Netem with Rate Control
After reading the netem documentation, it looks like netem natively supports rate control now. So, we tried to do a similar test with netem to see if this reduced the burst issues of the token bucket filter.
This was the setup:
sudo tc qdisc del dev enp3s0 root
sudo tc qdisc add dev enp3s0 root handle 1:0 netem rate 80mbit delay 10ms
tc -s qdisc ls dev enp3s0
And this was the result:
While the flows did seem to sync, the throughput was all over the place. Additionally, despite the rate being capped at 80mbps and the first flow starting 2 seconds before the next flow, the maximum observed throughput is only around 30mbps. I think this is because netem is not provided consistent rate limiting or latency. the man page does provide this quote:
The main known limitation of Netem are related to timer granularity, since Linux is not a real-time operating system.
which may indicate that the rate features are not completely stable (at least not at the precision we need). As this is a relatively new feature in netem, there is not much documentation on why we may be having these results.
TBF with peak rate limits
As ‘burstiness’ is a common problem with token bucket filters, there are ways built in to mitigate these issues. Specifically, you can set a peak rate for the token bucket. This should limit the maximum rate at which tokens can be used from the bucket. So, if this is set to or close to the bucket-filling rate, then this should eliminate the burst.
Our setup:
sudo tc qdisc del dev enp3s0 root
sudo tc qdisc add dev enp3s0 root handle 1:0 netem delay 10ms
sudo tc qdisc add dev enp3s0 parent 1:1 handle 10: tbf rate 80mbit buffer 1mbit limit 1000mbit peakrate 81mbit mtu 1500
tc -s qdisc ls dev enp3s0
Note: we tried the mtu at a number of sizes larger than and smaller than the mtu of our target interface (1500).
Our Results:
Aborted early
This trial resulted in zero throughput after the bucket was drained. We are still unsure why. We will continue exploring this.
Cake
Cake is a more sophisticated queuing discipline for shaping traffic. While the results were initially promising (the graphs looked good), we believed that Cake was doing too much to shape the traffic, such as limiting the rate per flow (even with the settings off).

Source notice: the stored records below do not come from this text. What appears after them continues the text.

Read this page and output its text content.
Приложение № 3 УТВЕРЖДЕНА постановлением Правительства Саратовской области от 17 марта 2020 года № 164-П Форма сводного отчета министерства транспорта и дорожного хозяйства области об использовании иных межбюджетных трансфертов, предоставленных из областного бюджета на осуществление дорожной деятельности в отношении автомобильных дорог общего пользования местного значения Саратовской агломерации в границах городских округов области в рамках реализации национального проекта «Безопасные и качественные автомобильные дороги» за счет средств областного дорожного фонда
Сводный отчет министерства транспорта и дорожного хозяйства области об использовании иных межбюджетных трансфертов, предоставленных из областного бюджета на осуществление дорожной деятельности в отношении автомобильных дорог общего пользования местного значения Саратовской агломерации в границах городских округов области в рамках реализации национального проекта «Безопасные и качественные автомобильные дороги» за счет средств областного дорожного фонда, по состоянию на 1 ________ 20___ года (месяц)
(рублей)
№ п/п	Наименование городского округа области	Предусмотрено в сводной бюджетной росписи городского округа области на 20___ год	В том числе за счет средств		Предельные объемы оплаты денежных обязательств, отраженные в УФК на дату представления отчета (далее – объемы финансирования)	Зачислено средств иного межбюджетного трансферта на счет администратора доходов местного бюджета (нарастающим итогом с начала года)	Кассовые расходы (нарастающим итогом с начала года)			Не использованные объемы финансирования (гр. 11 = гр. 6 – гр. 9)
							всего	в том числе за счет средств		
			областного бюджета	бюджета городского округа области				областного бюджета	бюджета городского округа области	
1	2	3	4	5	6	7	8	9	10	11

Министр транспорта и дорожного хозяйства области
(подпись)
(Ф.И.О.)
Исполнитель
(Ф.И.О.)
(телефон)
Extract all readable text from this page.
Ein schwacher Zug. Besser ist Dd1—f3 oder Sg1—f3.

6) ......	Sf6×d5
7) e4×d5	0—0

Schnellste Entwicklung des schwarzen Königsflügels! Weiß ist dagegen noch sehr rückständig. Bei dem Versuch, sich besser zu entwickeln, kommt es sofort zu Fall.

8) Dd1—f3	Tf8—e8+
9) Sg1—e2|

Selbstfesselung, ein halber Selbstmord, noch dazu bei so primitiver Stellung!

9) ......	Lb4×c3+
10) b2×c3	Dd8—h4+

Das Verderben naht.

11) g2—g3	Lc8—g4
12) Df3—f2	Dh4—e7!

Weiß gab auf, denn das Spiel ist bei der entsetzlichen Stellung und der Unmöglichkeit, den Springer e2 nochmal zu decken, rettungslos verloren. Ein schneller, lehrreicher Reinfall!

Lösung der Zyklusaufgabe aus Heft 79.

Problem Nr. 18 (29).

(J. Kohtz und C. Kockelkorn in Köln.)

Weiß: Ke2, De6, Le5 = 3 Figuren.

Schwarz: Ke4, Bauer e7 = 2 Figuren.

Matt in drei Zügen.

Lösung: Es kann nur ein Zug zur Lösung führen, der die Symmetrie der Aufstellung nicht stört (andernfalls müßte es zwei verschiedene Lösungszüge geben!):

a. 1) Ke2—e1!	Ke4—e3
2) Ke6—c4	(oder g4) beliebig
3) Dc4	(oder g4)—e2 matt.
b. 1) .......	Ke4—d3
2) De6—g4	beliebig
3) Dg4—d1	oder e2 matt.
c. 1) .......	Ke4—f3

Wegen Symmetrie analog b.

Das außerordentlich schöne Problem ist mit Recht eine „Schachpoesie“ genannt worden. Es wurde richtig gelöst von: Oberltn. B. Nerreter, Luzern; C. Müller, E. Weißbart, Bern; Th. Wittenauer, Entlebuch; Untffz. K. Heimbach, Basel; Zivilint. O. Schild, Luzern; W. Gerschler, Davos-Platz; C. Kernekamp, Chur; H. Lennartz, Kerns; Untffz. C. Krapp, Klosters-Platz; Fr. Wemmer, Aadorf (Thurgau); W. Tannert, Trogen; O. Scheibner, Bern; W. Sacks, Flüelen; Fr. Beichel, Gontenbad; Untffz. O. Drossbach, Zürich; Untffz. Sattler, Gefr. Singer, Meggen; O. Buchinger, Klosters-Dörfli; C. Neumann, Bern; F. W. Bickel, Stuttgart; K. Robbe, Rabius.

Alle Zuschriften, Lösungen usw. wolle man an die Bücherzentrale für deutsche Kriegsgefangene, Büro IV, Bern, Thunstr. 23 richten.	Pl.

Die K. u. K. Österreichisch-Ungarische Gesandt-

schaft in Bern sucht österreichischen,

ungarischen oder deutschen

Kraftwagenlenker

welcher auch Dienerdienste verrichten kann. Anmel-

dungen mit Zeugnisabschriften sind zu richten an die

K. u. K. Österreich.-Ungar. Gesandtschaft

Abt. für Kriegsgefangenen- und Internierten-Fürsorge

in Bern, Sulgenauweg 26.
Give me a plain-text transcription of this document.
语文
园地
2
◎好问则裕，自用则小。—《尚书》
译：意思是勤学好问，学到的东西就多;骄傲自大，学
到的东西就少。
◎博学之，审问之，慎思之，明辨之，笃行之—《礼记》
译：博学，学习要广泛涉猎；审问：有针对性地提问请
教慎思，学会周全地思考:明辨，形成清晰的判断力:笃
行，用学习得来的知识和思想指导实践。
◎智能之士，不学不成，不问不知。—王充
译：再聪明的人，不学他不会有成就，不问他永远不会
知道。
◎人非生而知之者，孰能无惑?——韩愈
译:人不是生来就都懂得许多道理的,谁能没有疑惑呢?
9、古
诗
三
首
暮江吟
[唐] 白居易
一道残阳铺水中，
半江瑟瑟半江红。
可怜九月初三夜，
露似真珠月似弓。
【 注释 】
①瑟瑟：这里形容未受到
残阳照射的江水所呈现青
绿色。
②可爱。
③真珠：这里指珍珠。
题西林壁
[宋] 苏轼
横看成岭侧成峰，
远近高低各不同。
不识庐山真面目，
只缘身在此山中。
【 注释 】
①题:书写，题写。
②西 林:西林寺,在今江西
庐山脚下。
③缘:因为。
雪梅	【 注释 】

As this would make the results of our experiments harder to reason about, and thus effectively worthless for validating our test bed, we decided to not pursue cake further.
Final Solution: Two Token Buckets
With a single token bucket, there needs to be some accumulation of tokens or the total rate which never reach the desired rate. To quote the man pages: > In general, larger shaping rates require a larger buffer. For 10mbit/s on Intel, you need at least 10kbyte buffer if you want to reach your configured rate!
The idea behind the peak rate setting is to add a second token bucket with a much smaller buffer. This will catch the burst from the token bucket and ensure that the ‘burst’ from the first token bucket is much smaller. Unfortunately, I was not able to get the peak rate setting on the tbf to work correcetly.
The solution we found was to manually create a second token bucket, shown below:
Note: this simulation minimizes drops by setting the limit / queue size to be very large for each queuing discipline
sudo tc qdisc del dev enp3s0 root
sudo tc qdisc add dev enp3s0 root handle 1:0 netem delay 10ms limit 1000
sudo tc qdisc add dev enp3s0 parent 1:1 handle 10: tbf rate 80mbit buffer 1mbit limit 1000mbit
# Add a second token bucket with a much smaller buffer / burst size
sudo tc qdisc add dev enp3s0 parent 10:1 handle 100: tbf rate 80mbit burst .05mbit limit 1000mbit
tc -s qdisc ls dev enp3s0
This produces much smaller bursts in the graph, as shown here:
Note: we use four flows at 80 mbps instead of 5 flows at 100 mbps. This is because we have 8 machines, and thus can only test multiples of four flows with identical conditions.
This behavior very closely matches the behavior produced by the google bbr team, albeit with very small bursts after each draining phase.
With more flows (16) the behavior continues to be quite reasonable.